Round-up of my tweets at #nicar16

Localizing the NYT Data Viz on Police Racial Disparity

One of the most important attributes of data driven journalism is that it scales, and the primary goal of my OpenRural, Open N.C. and data dashboard projects has been to democratize data so that we start seeing the same types of reporting and presentation in small community papers that we see in the big national news sites. So when I saw Thursday’s New York Times graphic on the race gap in America’s police departments, I immediately thought that something similar could be done pretty quickly that would look at North Carolina towns.

Rebecca Tippett at UNC’s Carolina Demography service was able to pull and clean the data within about three hours. She posted the data in CSV format to her blog, along with a nice explanation.

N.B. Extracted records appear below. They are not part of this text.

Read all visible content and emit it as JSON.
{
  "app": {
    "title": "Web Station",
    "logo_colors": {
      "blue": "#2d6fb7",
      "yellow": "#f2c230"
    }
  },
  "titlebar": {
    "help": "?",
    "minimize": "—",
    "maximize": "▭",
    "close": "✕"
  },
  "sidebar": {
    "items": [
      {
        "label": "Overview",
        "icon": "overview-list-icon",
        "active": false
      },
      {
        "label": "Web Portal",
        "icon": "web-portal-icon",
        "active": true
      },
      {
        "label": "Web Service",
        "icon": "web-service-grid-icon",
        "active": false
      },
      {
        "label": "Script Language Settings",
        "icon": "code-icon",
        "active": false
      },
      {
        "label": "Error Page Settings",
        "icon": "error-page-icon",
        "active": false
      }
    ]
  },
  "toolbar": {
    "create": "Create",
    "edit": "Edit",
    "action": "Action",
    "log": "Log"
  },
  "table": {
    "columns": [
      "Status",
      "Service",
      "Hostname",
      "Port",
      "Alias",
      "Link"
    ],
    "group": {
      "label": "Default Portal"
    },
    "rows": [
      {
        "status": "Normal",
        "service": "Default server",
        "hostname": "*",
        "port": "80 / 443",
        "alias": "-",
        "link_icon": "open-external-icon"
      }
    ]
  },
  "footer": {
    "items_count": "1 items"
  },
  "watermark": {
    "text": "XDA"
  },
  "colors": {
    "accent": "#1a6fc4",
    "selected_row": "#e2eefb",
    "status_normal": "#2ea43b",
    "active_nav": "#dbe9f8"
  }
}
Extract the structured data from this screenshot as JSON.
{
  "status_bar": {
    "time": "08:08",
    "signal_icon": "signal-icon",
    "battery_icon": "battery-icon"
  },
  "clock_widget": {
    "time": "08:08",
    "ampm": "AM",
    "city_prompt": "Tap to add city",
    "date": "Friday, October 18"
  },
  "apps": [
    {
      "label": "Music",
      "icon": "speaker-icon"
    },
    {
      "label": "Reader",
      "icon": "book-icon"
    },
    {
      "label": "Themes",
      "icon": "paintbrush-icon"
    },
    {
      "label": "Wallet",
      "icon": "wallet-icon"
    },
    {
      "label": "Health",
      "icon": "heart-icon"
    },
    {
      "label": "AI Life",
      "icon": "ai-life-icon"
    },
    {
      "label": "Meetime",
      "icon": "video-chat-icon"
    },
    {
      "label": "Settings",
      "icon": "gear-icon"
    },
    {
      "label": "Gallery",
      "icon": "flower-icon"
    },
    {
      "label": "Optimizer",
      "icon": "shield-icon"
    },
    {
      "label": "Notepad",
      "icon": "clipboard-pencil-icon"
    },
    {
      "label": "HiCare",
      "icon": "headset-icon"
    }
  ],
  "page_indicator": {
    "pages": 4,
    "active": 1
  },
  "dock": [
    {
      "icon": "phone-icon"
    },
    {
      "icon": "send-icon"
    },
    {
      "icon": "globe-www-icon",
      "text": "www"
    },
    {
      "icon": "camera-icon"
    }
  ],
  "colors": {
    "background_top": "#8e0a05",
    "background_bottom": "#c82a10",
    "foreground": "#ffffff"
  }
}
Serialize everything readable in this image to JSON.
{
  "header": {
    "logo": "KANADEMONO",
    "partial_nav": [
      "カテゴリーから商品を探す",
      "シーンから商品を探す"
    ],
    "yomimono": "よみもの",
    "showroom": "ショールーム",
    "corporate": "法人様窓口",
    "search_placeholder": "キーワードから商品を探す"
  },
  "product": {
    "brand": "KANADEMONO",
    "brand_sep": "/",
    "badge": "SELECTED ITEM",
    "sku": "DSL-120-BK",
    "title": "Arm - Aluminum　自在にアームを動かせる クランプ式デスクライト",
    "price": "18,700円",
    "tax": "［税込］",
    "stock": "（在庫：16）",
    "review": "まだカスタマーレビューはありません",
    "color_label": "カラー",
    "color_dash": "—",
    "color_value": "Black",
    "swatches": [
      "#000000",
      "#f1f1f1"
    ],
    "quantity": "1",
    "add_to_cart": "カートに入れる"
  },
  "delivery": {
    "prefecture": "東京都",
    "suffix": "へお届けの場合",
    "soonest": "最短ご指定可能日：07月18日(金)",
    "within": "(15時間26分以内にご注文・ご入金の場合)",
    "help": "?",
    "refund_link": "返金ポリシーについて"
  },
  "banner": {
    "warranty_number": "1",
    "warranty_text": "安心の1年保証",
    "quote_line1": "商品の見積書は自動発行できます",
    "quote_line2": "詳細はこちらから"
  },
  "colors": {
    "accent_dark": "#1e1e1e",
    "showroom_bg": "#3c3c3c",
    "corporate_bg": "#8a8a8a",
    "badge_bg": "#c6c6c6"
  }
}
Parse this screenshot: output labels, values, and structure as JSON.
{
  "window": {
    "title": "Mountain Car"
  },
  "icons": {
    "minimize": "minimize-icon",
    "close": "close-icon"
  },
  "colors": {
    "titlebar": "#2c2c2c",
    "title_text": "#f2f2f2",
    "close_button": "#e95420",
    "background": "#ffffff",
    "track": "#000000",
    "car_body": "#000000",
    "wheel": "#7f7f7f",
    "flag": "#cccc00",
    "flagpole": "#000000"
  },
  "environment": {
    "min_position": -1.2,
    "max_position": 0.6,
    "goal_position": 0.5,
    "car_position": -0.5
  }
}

Being a words guy rather than a picture guy, I used data visualization software Tableau to put together a prototype of something similar to what The Times had done. It is absolutely no where near as good as what they did, but I copied their concept, color scheme and fonts. And about two hours later I had something that told the same story.

Click on the image to see the interactive version of an embeddable graphic that can easily — and at no cost — be dropped in to any news site or blog (except this one … because I’m still hosting it on javascript-averse wordpress.com).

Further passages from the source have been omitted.